Growing a live holiday tree - WCAX.COM Local Vermont News, Weather and Sports-

Growing a live holiday tree

December 22, 2011

It's nice to buy a Christmas tree that still has its roots, so that after Christmas, you could plant it and enjoy it year after year! You can plant them every year and soon you'll have a whole forest of Christmas trees!

If you go to the garden center you'll find live Christmas trees for sale. Look at the bottom of the tree and you see they're in a container.

First you bring the tree inside after acclimating it in the garage for a few days. Put it in a metal basin so that you can keep the soil nice and moist, but not stain the floors. You only want to have this tree indoors for about seven to ten days, that's it. 

Afterward, take all of the ornaments off, bring it out to a garage or a shed, but not right outside, for about three to four days so the tree can harden off a little bit.   

It's sort of a transition so the tree doesn't go from your warm living room to five degrees!

Hopefully you were smart enough to dig your hole beforehand.

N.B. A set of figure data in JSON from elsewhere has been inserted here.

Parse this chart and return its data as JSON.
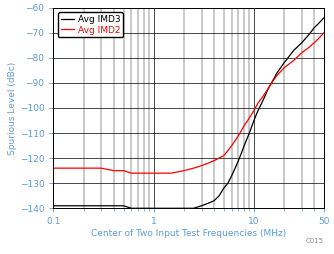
{
  "xlabel": "Center of Two Input Test Frequencies (MHz)",
  "ylabel": "Spurious Level (dBc)",
  "xlim": [
    0.1,
    50
  ],
  "ylim": [
    -140,
    -60
  ],
  "yticks": [
    -140,
    -130,
    -120,
    -110,
    -100,
    -90,
    -80,
    -70,
    -60
  ],
  "xticks_major": [
    0.1,
    1,
    10,
    50
  ],
  "xticks_minor": [
    0.2,
    0.3,
    0.4,
    0.5,
    0.6,
    0.7,
    0.8,
    0.9,
    2,
    3,
    4,
    5,
    6,
    7,
    8,
    9,
    20,
    30,
    40
  ],
  "xtick_labels": {
    "0.1": "0.1",
    "1": "1",
    "10": "10",
    "50": "50"
  },
  "legend_labels": [
    "Avg IMD3",
    "Avg IMD2"
  ],
  "watermark": "C015",
  "label_color": "#5B9BD5",
  "tick_color": "#5B9BD5",
  "imd3_x": [
    0.1,
    0.15,
    0.2,
    0.25,
    0.3,
    0.4,
    0.5,
    0.6,
    0.7,
    0.8,
    0.9,
    1.0,
    1.2,
    1.5,
    2.0,
    2.5,
    3.0,
    3.5,
    4.0,
    4.5,
    5.0,
    5.5,
    6.0,
    6.5,
    7.0,
    7.5,
    8.0,
    9.0,
    10.0,
    11.0,
    12.0,
    14.0,
    15.0,
    17.0,
    20.0,
    25.0,
    30.0,
    35.0,
    40.0,
    45.0,
    50.0
  ],
  "imd3_y": [
    -139,
    -139,
    -139,
    -139,
    -139,
    -139,
    -139,
    -140,
    -140,
    -140,
    -140,
    -140,
    -140,
    -140,
    -140,
    -140,
    -139,
    -138,
    -137,
    -135,
    -132,
    -130,
    -127,
    -124,
    -121,
    -118,
    -115,
    -110,
    -105,
    -101,
    -98,
    -92,
    -90,
    -86,
    -82,
    -77,
    -74,
    -71,
    -68,
    -66,
    -64
  ],
  "imd2_x": [
    0.1,
    0.15,
    0.2,
    0.25,
    0.3,
    0.4,
    0.5,
    0.6,
    0.7,
    0.8,
    0.9,
    1.0,
    1.2,
    1.5,
    2.0,
    2.5,
    3.0,
    3.5,
    4.0,
    4.5,
    5.0,
    5.5,
    6.0,
    6.5,
    7.0,
    7.5,
    8.0,
    9.0,
    10.0,
    11.0,
    12.0,
    14.0,
    15.0,
    17.0,
    20.0,
    25.0,
    30.0,
    35.0,
    40.0,
    45.0,
    50.0
  ],
  "imd2_y": [
    -124,
    -124,
    -124,
    -124,
    -124,
    -125,
    -125,
    -126,
    -126,
    -126,
    -126,
    -126,
    -126,
    -126,
    -125,
    -124,
    -123,
    -122,
    -121,
    -120,
    -119,
    -117,
    -115,
    -113,
    -111,
    -109,
    -107,
    -104,
    -101,
    -98,
    -96,
    -92,
    -90,
    -87,
    -84,
    -81,
    -78,
    -76,
    -74,
    -72,
    -70
  ]
}
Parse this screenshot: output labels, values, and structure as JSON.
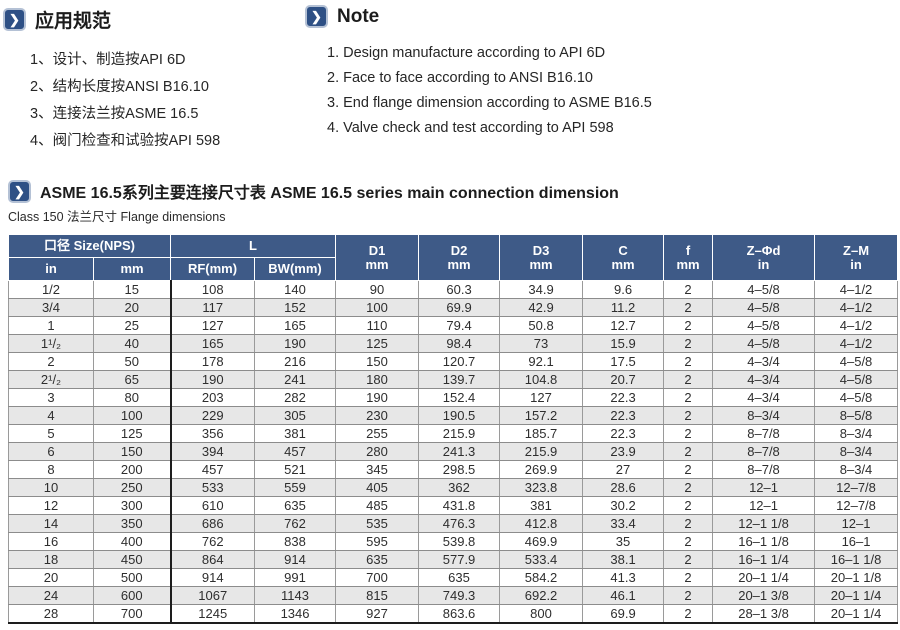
{
  "icons": {
    "chevron_glyph": "❯"
  },
  "spec_section": {
    "title": "应用规范",
    "items": [
      "1、设计、制造按API 6D",
      "2、结构长度按ANSI B16.10",
      "3、连接法兰按ASME 16.5",
      "4、阀门检查和试验按API 598"
    ]
  },
  "note_section": {
    "title": "Note",
    "items": [
      "1. Design manufacture according to API 6D",
      "2. Face to face according to ANSI B16.10",
      "3. End flange dimension according to ASME B16.5",
      "4. Valve check and test according to API 598"
    ]
  },
  "table_section": {
    "title": "ASME 16.5系列主要连接尺寸表 ASME 16.5 series main connection dimension",
    "subtitle": "Class 150 法兰尺寸 Flange dimensions"
  },
  "colors": {
    "header_blue": "#3e5a87",
    "icon_blue": "#2e5085",
    "stripe_gray": "#e7e7e7"
  },
  "table": {
    "headers": {
      "size_group": "口径 Size(NPS)",
      "size_in": "in",
      "size_mm": "mm",
      "l_group": "L",
      "l_rf": "RF(mm)",
      "l_bw": "BW(mm)",
      "d1": [
        "D1",
        "mm"
      ],
      "d2": [
        "D2",
        "mm"
      ],
      "d3": [
        "D3",
        "mm"
      ],
      "c": [
        "C",
        "mm"
      ],
      "f": [
        "f",
        "mm"
      ],
      "zd": [
        "Z–Φd",
        "in"
      ],
      "zm": [
        "Z–M",
        "in"
      ]
    },
    "column_ids": [
      "size-in",
      "size-mm",
      "l-rf",
      "l-bw",
      "d1",
      "d2",
      "d3",
      "c",
      "f",
      "z-phi-d",
      "z-m"
    ],
    "rows": [
      [
        "1/2",
        "15",
        "108",
        "140",
        "90",
        "60.3",
        "34.9",
        "9.6",
        "2",
        "4–5/8",
        "4–1/2"
      ],
      [
        "3/4",
        "20",
        "117",
        "152",
        "100",
        "69.9",
        "42.9",
        "11.2",
        "2",
        "4–5/8",
        "4–1/2"
      ],
      [
        "1",
        "25",
        "127",
        "165",
        "110",
        "79.4",
        "50.8",
        "12.7",
        "2",
        "4–5/8",
        "4–1/2"
      ],
      [
        "1¹/₂",
        "40",
        "165",
        "190",
        "125",
        "98.4",
        "73",
        "15.9",
        "2",
        "4–5/8",
        "4–1/2"
      ],
      [
        "2",
        "50",
        "178",
        "216",
        "150",
        "120.7",
        "92.1",
        "17.5",
        "2",
        "4–3/4",
        "4–5/8"
      ],
      [
        "2¹/₂",
        "65",
        "190",
        "241",
        "180",
        "139.7",
        "104.8",
        "20.7",
        "2",
        "4–3/4",
        "4–5/8"
      ],
      [
        "3",
        "80",
        "203",
        "282",
        "190",
        "152.4",
        "127",
        "22.3",
        "2",
        "4–3/4",
        "4–5/8"
      ],
      [
        "4",
        "100",
        "229",
        "305",
        "230",
        "190.5",
        "157.2",
        "22.3",
        "2",
        "8–3/4",
        "8–5/8"
      ],
      [
        "5",
        "125",
        "356",
        "381",
        "255",
        "215.9",
        "185.7",
        "22.3",
        "2",
        "8–7/8",
        "8–3/4"
      ],
      [
        "6",
        "150",
        "394",
        "457",
        "280",
        "241.3",
        "215.9",
        "23.9",
        "2",
        "8–7/8",
        "8–3/4"
      ],
      [
        "8",
        "200",
        "457",
        "521",
        "345",
        "298.5",
        "269.9",
        "27",
        "2",
        "8–7/8",
        "8–3/4"
      ],
      [
        "10",
        "250",
        "533",
        "559",
        "405",
        "362",
        "323.8",
        "28.6",
        "2",
        "12–1",
        "12–7/8"
      ],
      [
        "12",
        "300",
        "610",
        "635",
        "485",
        "431.8",
        "381",
        "30.2",
        "2",
        "12–1",
        "12–7/8"
      ],
      [
        "14",
        "350",
        "686",
        "762",
        "535",
        "476.3",
        "412.8",
        "33.4",
        "2",
        "12–1 1/8",
        "12–1"
      ],
      [
        "16",
        "400",
        "762",
        "838",
        "595",
        "539.8",
        "469.9",
        "35",
        "2",
        "16–1 1/8",
        "16–1"
      ],
      [
        "18",
        "450",
        "864",
        "914",
        "635",
        "577.9",
        "533.4",
        "38.1",
        "2",
        "16–1 1/4",
        "16–1 1/8"
      ],
      [
        "20",
        "500",
        "914",
        "991",
        "700",
        "635",
        "584.2",
        "41.3",
        "2",
        "20–1 1/4",
        "20–1 1/8"
      ],
      [
        "24",
        "600",
        "1067",
        "1143",
        "815",
        "749.3",
        "692.2",
        "46.1",
        "2",
        "20–1 3/8",
        "20–1 1/4"
      ],
      [
        "28",
        "700",
        "1245",
        "1346",
        "927",
        "863.6",
        "800",
        "69.9",
        "2",
        "28–1 3/8",
        "20–1 1/4"
      ]
    ]
  }
}
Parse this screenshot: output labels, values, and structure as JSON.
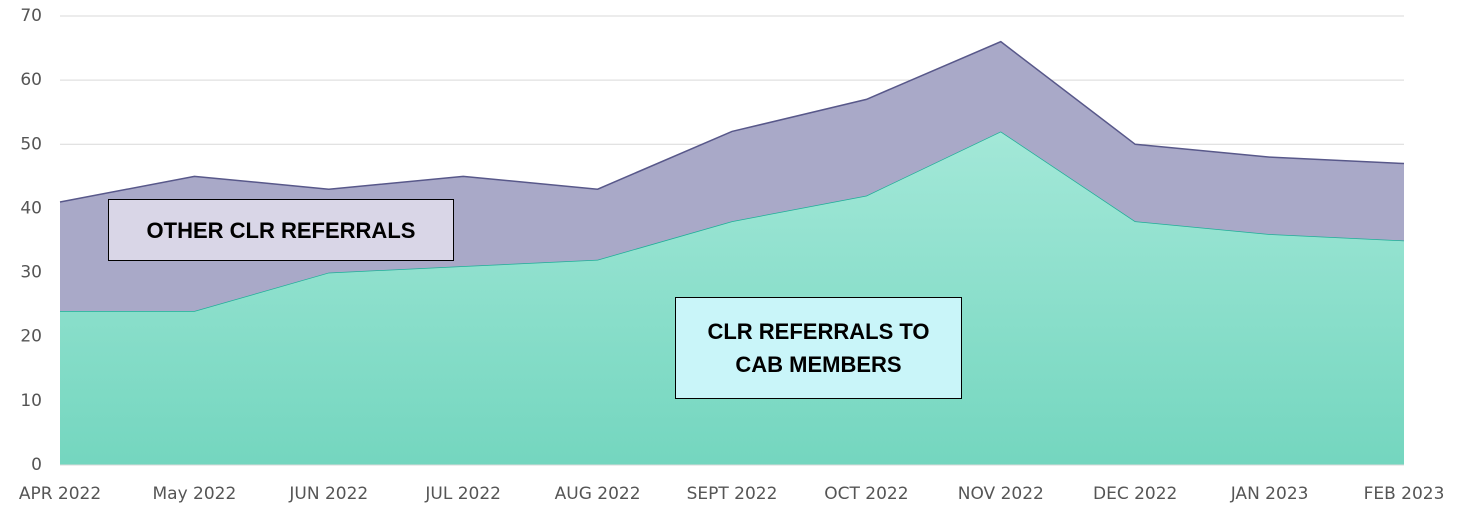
{
  "chart_data": {
    "type": "stacked_area",
    "categories": [
      "APR 2022",
      "May 2022",
      "JUN 2022",
      "JUL 2022",
      "AUG 2022",
      "SEPT 2022",
      "OCT 2022",
      "NOV 2022",
      "DEC 2022",
      "JAN 2023",
      "FEB 2023"
    ],
    "series": [
      {
        "name": "CLR REFERRALS TO CAB MEMBERS",
        "color": "#7fdac5",
        "values": [
          24,
          24,
          30,
          31,
          32,
          38,
          42,
          52,
          38,
          36,
          35
        ]
      },
      {
        "name": "OTHER CLR REFERRALS",
        "color": "#a9a9c8",
        "values": [
          17,
          21,
          13,
          14,
          11,
          14,
          15,
          14,
          12,
          12,
          12
        ]
      }
    ],
    "ylim": [
      0,
      70
    ],
    "yticks": [
      0,
      10,
      20,
      30,
      40,
      50,
      60,
      70
    ],
    "grid": true
  }
}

Luckily, it hasn't been that cold, so you might still be able to do that now. So dig the hole, take all of the soil out and put it in the garage so it doesn't freeze up. Then when you put your Christmas tree in the hole, you put the soil back in, put some mulch on it, water it and it should be all set for the rest of the winter. It's better to to plant it now, rather than try to hang onto it inside until spring.

Now certain Christmas trees like the dwarf Alberta spruce, are a little more sensitive to the cold, so you might want to wrap those with some burlap. But these regular blue spruce and other kinds of balsams, they're fine, they'll be happy out there, and in a couple of years, Santa will come visit your Christmas tree forest.